Grilled steak with herby brown rice
Sweet charred peppers & feta
40 mins
Not Too Tricky
serves 2
About the recipe
Blackening peppers over a flame or under the grill is a brilliant way to inject some delicious smoky, sweet flavours into your dish. Steaming them in a covered bowl is super important, too – it’ll help loosen the skins, which will make peeling them a lot easier. Sliced up and tossed through the grilled steak and its juices, then served with herby rice make this a brilliant, flavour-packed dinner. Plus, store cupboard staple, brown rice, contains a bumper source of vitamins and minerals, including selenium for efficient immune system function.
Ingredients
1 red pepper
150g brown basmati rice
½ a bunch of fresh flat-leaf parsley (15g)
3 spring onions
2 x 125g flank steak
olive oil
25g shelled unsalted pistachios
extra virgin olive oil
1 lemon
2 tablespoons fat-free natural yoghurt
30g feta cheese
Method
- Place the pepper over the flame on your hob or under a hot grill and char for 15 minutes, or until blackened and blistered all over, turning occasionally.

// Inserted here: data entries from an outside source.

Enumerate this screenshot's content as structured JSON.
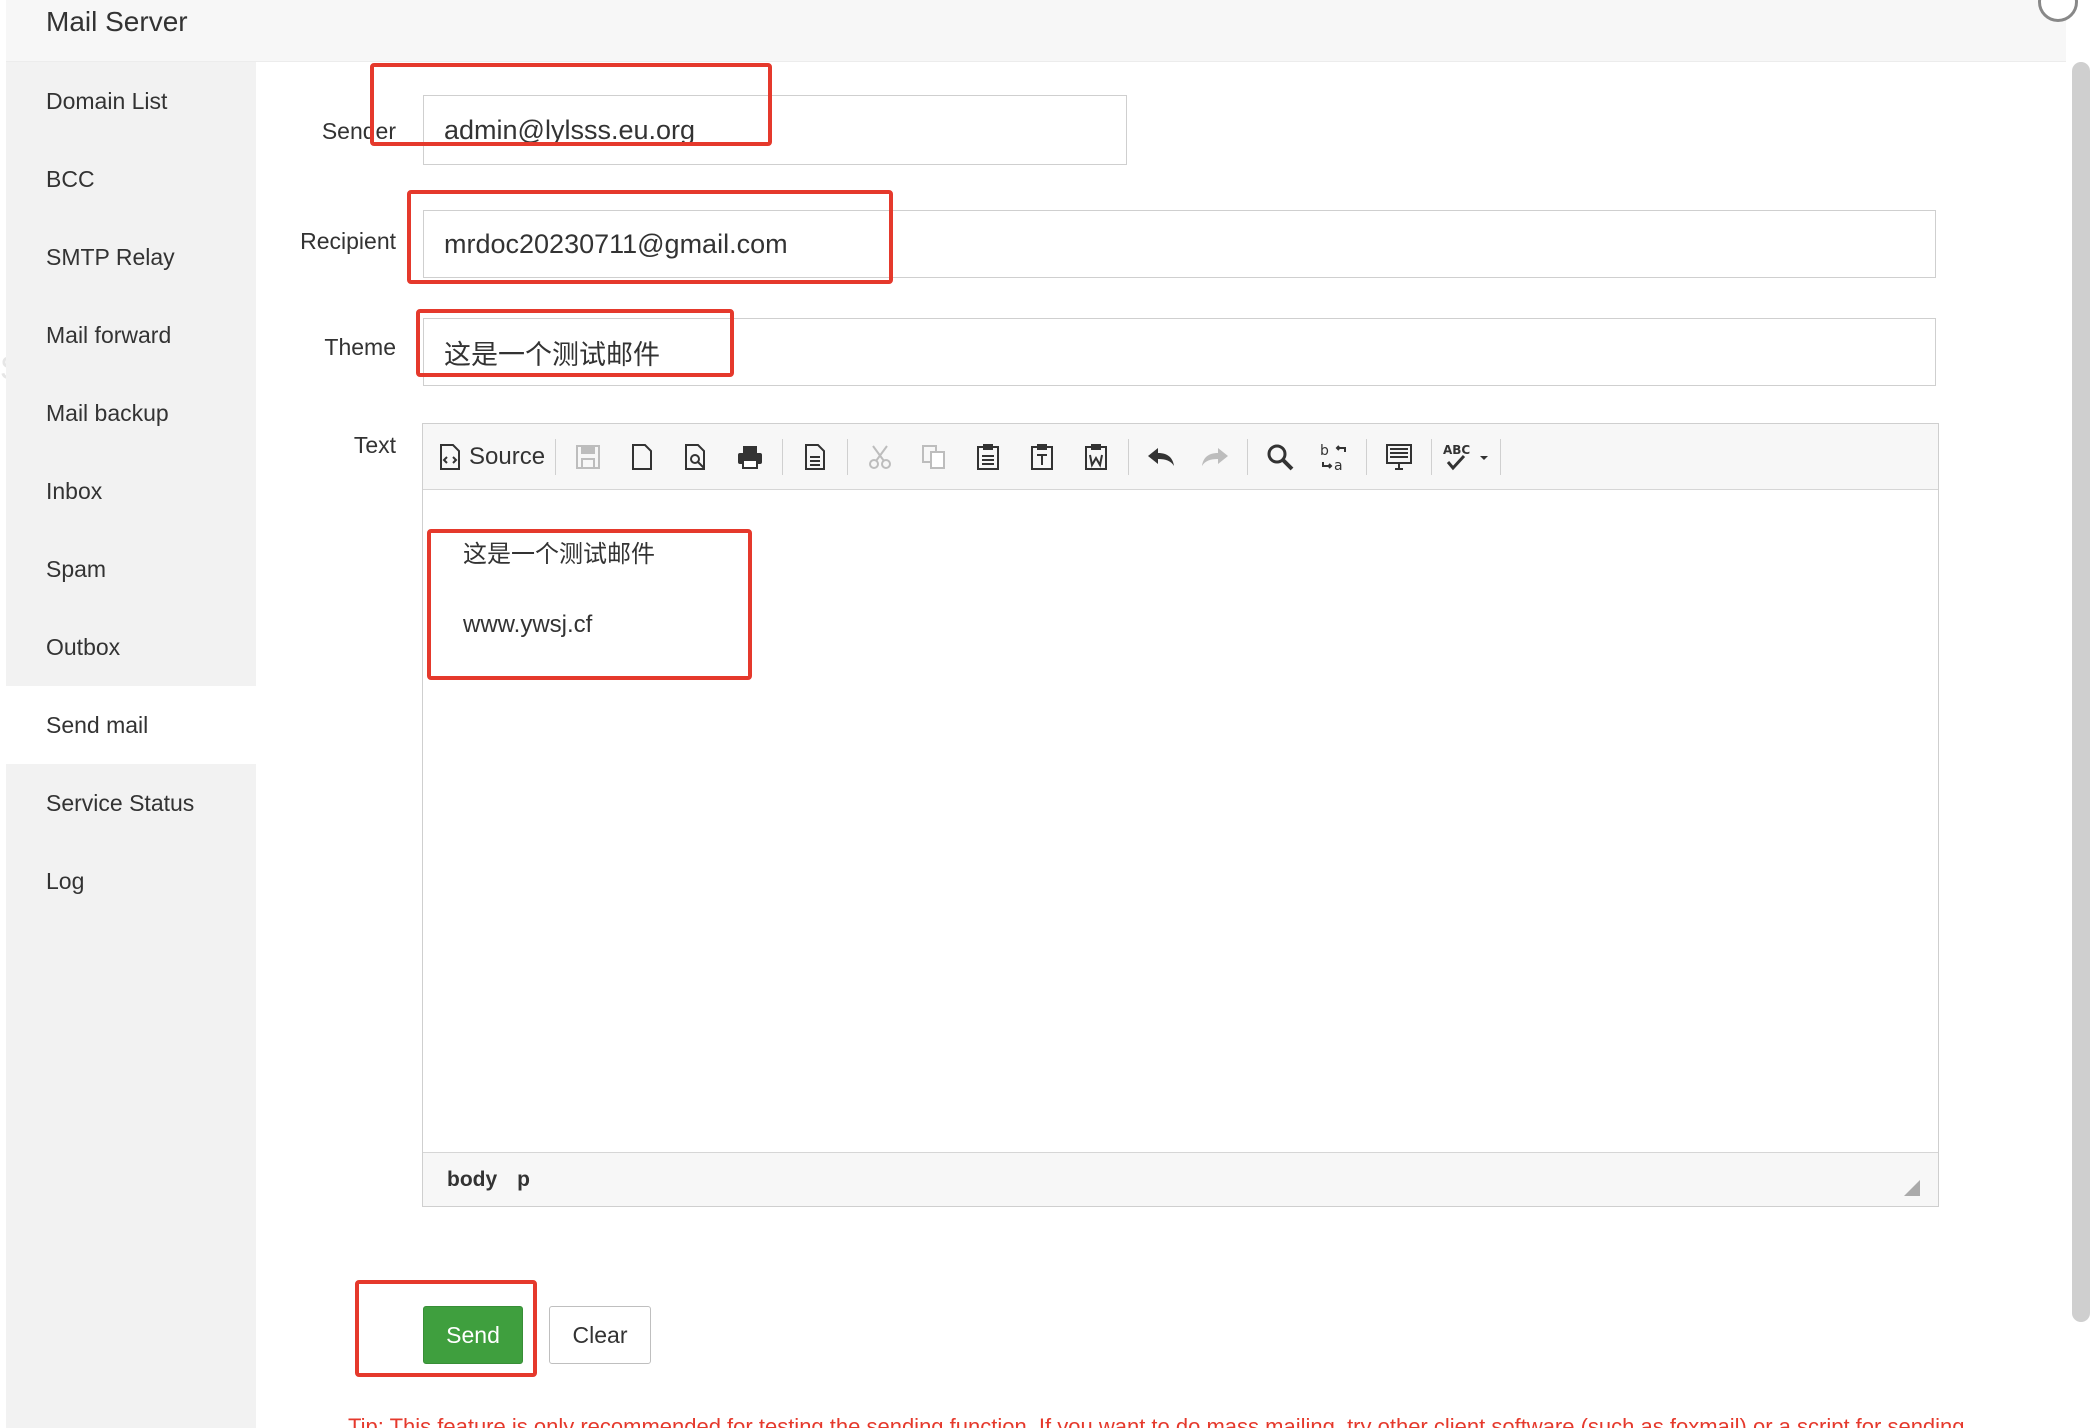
{
  "modal": {
    "title": "Mail Server"
  },
  "sidebar": {
    "items": [
      {
        "label": "Domain List"
      },
      {
        "label": "BCC"
      },
      {
        "label": "SMTP Relay"
      },
      {
        "label": "Mail forward"
      },
      {
        "label": "Mail backup"
      },
      {
        "label": "Inbox"
      },
      {
        "label": "Spam"
      },
      {
        "label": "Outbox"
      },
      {
        "label": "Send mail",
        "active": true
      },
      {
        "label": "Service Status"
      },
      {
        "label": "Log"
      }
    ]
  },
  "form": {
    "sender_label": "Sender",
    "sender_value": "admin@lylsss.eu.org",
    "recipient_label": "Recipient",
    "recipient_value": "mrdoc20230711@gmail.com",
    "theme_label": "Theme",
    "theme_value": "这是一个测试邮件",
    "text_label": "Text"
  },
  "editor": {
    "source_label": "Source",
    "content_lines": [
      "这是一个测试邮件",
      "www.ywsj.cf"
    ],
    "path": [
      "body",
      "p"
    ]
  },
  "icons": [
    "source-icon",
    "save-icon",
    "new-page-icon",
    "preview-icon",
    "print-icon",
    "templates-icon",
    "cut-icon",
    "copy-icon",
    "paste-icon",
    "paste-text-icon",
    "paste-word-icon",
    "undo-icon",
    "redo-icon",
    "find-icon",
    "replace-icon",
    "select-all-icon",
    "spellcheck-icon"
  ],
  "actions": {
    "send_label": "Send",
    "clear_label": "Clear"
  },
  "tip": "Tip: This feature is only recommended for testing the sending function. If you want to do mass mailing, try other client software (such as foxmail) or a script for sending",
  "colors": {
    "accent_green": "#3f9f3e",
    "highlight_red": "#e5392c",
    "sidebar_bg": "#f2f2f2"
  }
}
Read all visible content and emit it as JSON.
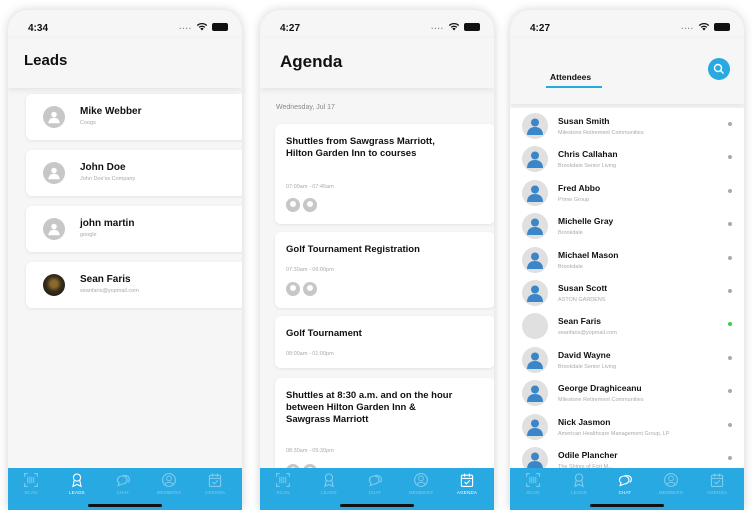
{
  "leads_screen": {
    "time": "4:34",
    "title": "Leads",
    "leads": [
      {
        "name": "Mike Webber",
        "company": "Coogs",
        "photo": false
      },
      {
        "name": "John Doe",
        "company": "John Doe'ss Company",
        "photo": false
      },
      {
        "name": "john martin",
        "company": "google",
        "photo": false
      },
      {
        "name": "Sean Faris",
        "company": "seanfaris@yopmail.com",
        "photo": true
      }
    ],
    "active_tab": "LEADS"
  },
  "agenda_screen": {
    "time": "4:27",
    "title": "Agenda",
    "date": "Wednesday, Jul 17",
    "events": [
      {
        "title": "Shuttles from Sawgrass Marriott, Hilton Garden Inn to courses",
        "time": "07:00am - 07:45am"
      },
      {
        "title": "Golf Tournament Registration",
        "time": "07:30am - 06:00pm"
      },
      {
        "title": "Golf Tournament",
        "time": "08:00am - 01:00pm"
      },
      {
        "title": "Shuttles at 8:30 a.m. and on the hour between Hilton Garden Inn & Sawgrass Marriott",
        "time": "08:30am - 05:30pm"
      }
    ],
    "active_tab": "AGENDA"
  },
  "attendees_screen": {
    "time": "4:27",
    "tab_label": "Attendees",
    "attendees": [
      {
        "name": "Susan Smith",
        "org": "Milestone Retirement Communities",
        "online": false,
        "photo": false
      },
      {
        "name": "Chris Callahan",
        "org": "Brookdale Senior Living",
        "online": false,
        "photo": false
      },
      {
        "name": "Fred Abbo",
        "org": "Prime Group",
        "online": false,
        "photo": false
      },
      {
        "name": "Michelle Gray",
        "org": "Brookdale",
        "online": false,
        "photo": false
      },
      {
        "name": "Michael Mason",
        "org": "Brookdale",
        "online": false,
        "photo": false
      },
      {
        "name": "Susan Scott",
        "org": "ASTON GARDENS",
        "online": false,
        "photo": false
      },
      {
        "name": "Sean Faris",
        "org": "seanfaris@yopmail.com",
        "online": true,
        "photo": true
      },
      {
        "name": "David Wayne",
        "org": "Brookdale Senior Living",
        "online": false,
        "photo": false
      },
      {
        "name": "George Draghiceanu",
        "org": "Milestone Retirement Communities",
        "online": false,
        "photo": false
      },
      {
        "name": "Nick Jasmon",
        "org": "American Healthcare Management Group, LP",
        "online": false,
        "photo": false
      },
      {
        "name": "Odile Plancher",
        "org": "The Shires of Fort M...",
        "online": false,
        "photo": false
      }
    ],
    "active_tab": "CHAT"
  },
  "tabbar": {
    "tabs": [
      {
        "label": "SCAN",
        "icon": "qr-scan-icon"
      },
      {
        "label": "LEADS",
        "icon": "leads-badge-icon"
      },
      {
        "label": "CHAT",
        "icon": "chat-bubbles-icon"
      },
      {
        "label": "MEMBERS",
        "icon": "members-icon"
      },
      {
        "label": "AGENDA",
        "icon": "calendar-icon"
      }
    ]
  },
  "colors": {
    "accent": "#29a9e1",
    "online": "#3bd04b",
    "avatar_placeholder": "#c7c7c7"
  }
}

- Cook the rice in boiling salted water according to the packet instructions, then drain. Return to the pan and keep covered until needed.
- Once charred, place the pepper in a bowl, cover and leave to steam for 10 minutes, then leave to cool.
- Pick and finely chop the parsley leaves, then trim and finely slice the spring onions.
- Place the steak onto a board, cover with clingfilm, then bash with a rolling pin until 1cm thick.
- Discard the clingfilm, drizzle over a little olive oil, season well with sea salt and black pepper, then massage into the meat.
- Rub the skin off the pepper, then halve, deseed and tear the flesh into strips, placing on a plate as you go.
- Place a large non-stick frying pan over a high heat, scatter in the pistachios and toast until golden, then roughly chop. Return the pan to the heat.
- Place the steak into the hot pan, and cook for 6 minutes, or until browned but still pink in the middle, turning regularly.
- Stir the parsley and spring onions through the rice with 1 tablespoon of extra virgin olive oil and a pinch of pepper. Finely grate in the lemon zest and squeeze over half the juice, then pile onto plates.
- Mix the yoghurt with a squeeze of lemon juice, then season to taste.
- Rest the steak for 3 minutes, then finely slice and toss with the pepper. Place on top of the rice, crumble over feta, scatter with pistachios, and serve with yoghurt.